Viewing the dead through a vintage lens
In the spirit of Halloween, why not have fun by being spooked and educated at the same time?
This past weekend, the Heritage Square Museum near downtown L.A. had their 7th annual "Halloween and Mourning Tours," mainly centering on life and death customs of the Victorian Era from 1840 to 1919.
A self-guided tour at the cost of $10, visitors learned about matters surrounding the spiritual world. Walking around in vintage Victorian wardrobe, volunteers helped make the time period seem all the more real. Heritage Square Museum consists of a semblance of old homes, which were constructed during the Victorian Age.
Guests were welcome to receive a dose of the practice of Spiritualism, a component of the Victorian Period in the Perry Mansion. A practice like this includes palm and tarot card readings. When having your palm read, non-split lines on your palm are promising a nice, happy marriage according to Madame Tammy Levitt, the ‘palm reader' of the exhibit.
The grieving of the dead was taken seriously in Victorian times, evidenced by a display in Hale House. Michael Ontiveros, one of the main guides, relayed the symbolism surrounding death in Victorian times. After a household lost a member in their home, they covered mirrors or any reflective surface with black crepe material. This was due to the superstition that "if you look in the mirror of a place where someone has just died, you might be the next one to die," Ontiveros explained.
Households decorated their homes with mementos, symbolizing life versus death. Examples included a sheath of wheat, which represented the re-emergence of life.
"Like wheat harvested in the fall, it grows again in the springtime. Life does come again after death," Ontiveros said.
In the Octagon House, guests learned that it depended on one's social standing in Victorian times regarding the basis of mourning etiquette, clothing and duration of mourning phases.
Museum volunteers also enacted a skit of a Victorian-style funeral outside.
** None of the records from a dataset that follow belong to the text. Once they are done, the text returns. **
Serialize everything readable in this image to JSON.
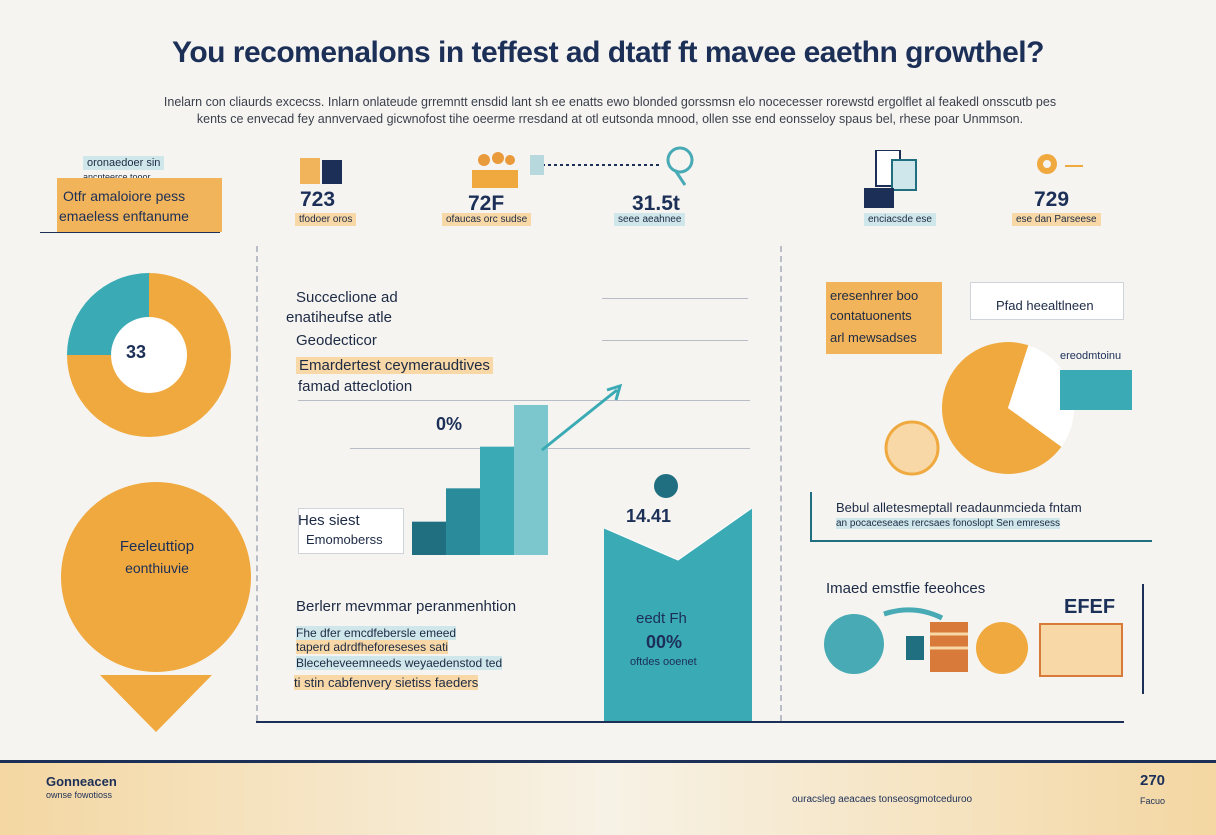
{
  "header": {
    "title": "You recomenalons in teffest ad dtatf ft mavee eaethn growthel?",
    "intro_line1": "Inelarn con cliaurds excecss. Inlarn onlateude grremntt ensdid lant sh ee enatts ewo blonded gorssmsn elo nocecesser rorewstd ergolflet al feakedl onsscutb pes",
    "intro_line2": "kents ce envecad fey annvervaed gicwnofost tihe oeerme rresdand at otl eutsonda mnood, ollen sse end eonsseloy spaus bel, rhese poar Unmmson."
  },
  "stats": [
    {
      "label_top": "oronaedoer sin",
      "label_sub": "ancnteerce tooor",
      "value": "",
      "caption": ""
    },
    {
      "label_top": "",
      "label_sub": "",
      "value": "723",
      "caption": "tfodoer oros"
    },
    {
      "label_top": "",
      "label_sub": "",
      "value": "72F",
      "caption": "ofaucas orc sudse"
    },
    {
      "label_top": "",
      "label_sub": "",
      "value": "31.5t",
      "caption": "seee aeahnee"
    },
    {
      "label_top": "",
      "label_sub": "",
      "value": "",
      "caption": "enciacsde ese"
    },
    {
      "label_top": "",
      "label_sub": "",
      "value": "729",
      "caption": "ese dan Parseese"
    }
  ],
  "left_panel": {
    "headline_line1": "Otfr amaloiore pess",
    "headline_line2": "emaeless enftanume",
    "donut_value": "33",
    "donut_segments": [
      {
        "name": "orange",
        "color": "#f0a93f",
        "fraction": 0.75
      },
      {
        "name": "teal",
        "color": "#3aaab4",
        "fraction": 0.25
      }
    ],
    "drop_line1": "Feeleuttiop",
    "drop_line2": "eonthiuvie"
  },
  "center_panel": {
    "heading1": "Succeclione ad",
    "heading2": "enatiheufse atle",
    "heading3": "Geodecticor",
    "heading4": "Emardertest ceymeraudtives",
    "heading5": "famad atteclotion",
    "percent_label": "0%",
    "bar_values": [
      4,
      8,
      13,
      18
    ],
    "side_label1": "Hes siest",
    "side_label2": "Emomoberss",
    "bottom_heading": "Berlerr mevmmar peranmenhtion",
    "bottom_line1": "Fhe dfer emcdfebersle emeed",
    "bottom_line2": "taperd adrdfheforeseses sati",
    "bottom_line3": "Bleceheveemneeds weyaedenstod ted",
    "bottom_line4": "ti stin cabfenvery sietiss faeders",
    "teal_box_value": "14.41",
    "teal_box_line1": "eedt Fh",
    "teal_box_pct": "00%",
    "teal_box_line2": "oftdes ooenet"
  },
  "right_panel": {
    "box_line1": "eresenhrer boo",
    "box_line2": "contatuonents",
    "box_line3": "arl mewsadses",
    "pill_label": "Pfad heealtlneen",
    "chart_label": "ereodmtoinu",
    "desc_line1": "Bebul alletesmeptall readaunmcieda fntam",
    "desc_line2": "an pocaceseaes rercsaes fonoslopt Sen emresess",
    "bottom_heading": "Imaed emstfie feeohces",
    "badge": "EFEF",
    "pie_segments": [
      {
        "name": "orange",
        "color": "#f0a93f",
        "fraction": 0.7
      },
      {
        "name": "white",
        "color": "#ffffff",
        "fraction": 0.3
      }
    ]
  },
  "footer": {
    "left_title": "Gonneacen",
    "left_sub": "ownse fowotioss",
    "center_text": "ouracsleg aeacaes tonseosgmotceduroo",
    "right_num": "270",
    "right_sub": "Facuo"
  },
  "colors": {
    "navy": "#1c2f57",
    "orange": "#f0a93f",
    "teal": "#3aaab4",
    "dark_teal": "#1f6f80",
    "background": "#f5f4f1"
  }
}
Solemn-faced and all clad in black, the "mourners" put on a sad, but very impressive show. This was definitely an interesting contrast to other festivities partaking in the museum, such as laughter and clapping coming from kids listening to spooky, yet humor-infused stories in Ford House.
More spooky fun was brought on by members of the International Community for Paranormal Investigation and Research who let visitors take a peek at their work. David Berck, associate director, shared some of his insight on the paranormal and what ghosts are about. "I think a misconception is that ghosts are only stuck in one place. They can come and go as they want," Berck said.
Berck and his co-investigators in fact did a paranormal investigation here at The Heritage Square last January. Some audio was on display for guests to take a listen of what Berck and his guys caught from the Perry Mansion. They left a device to record and capture any sounds while the house was empty, in what came to be an "audio anomaly." As you listened to the audio, first you'd hear silence, and then soon enough what sounded to be swift steps and noise coming forward in the background, then the sound of a door shutting.
"We have a protocol when on duty. The project of course was to leave the house empty without people while the recording was going on. But if one of us were to walk in to adjust something for whatever reason, we have to shout out our name and presence as a rule," Berck pointed out.
This leaves the very chilling, open-ended question of paranormal activity here left to the listener's own interpretation; depending on how they view the dead amongst the living.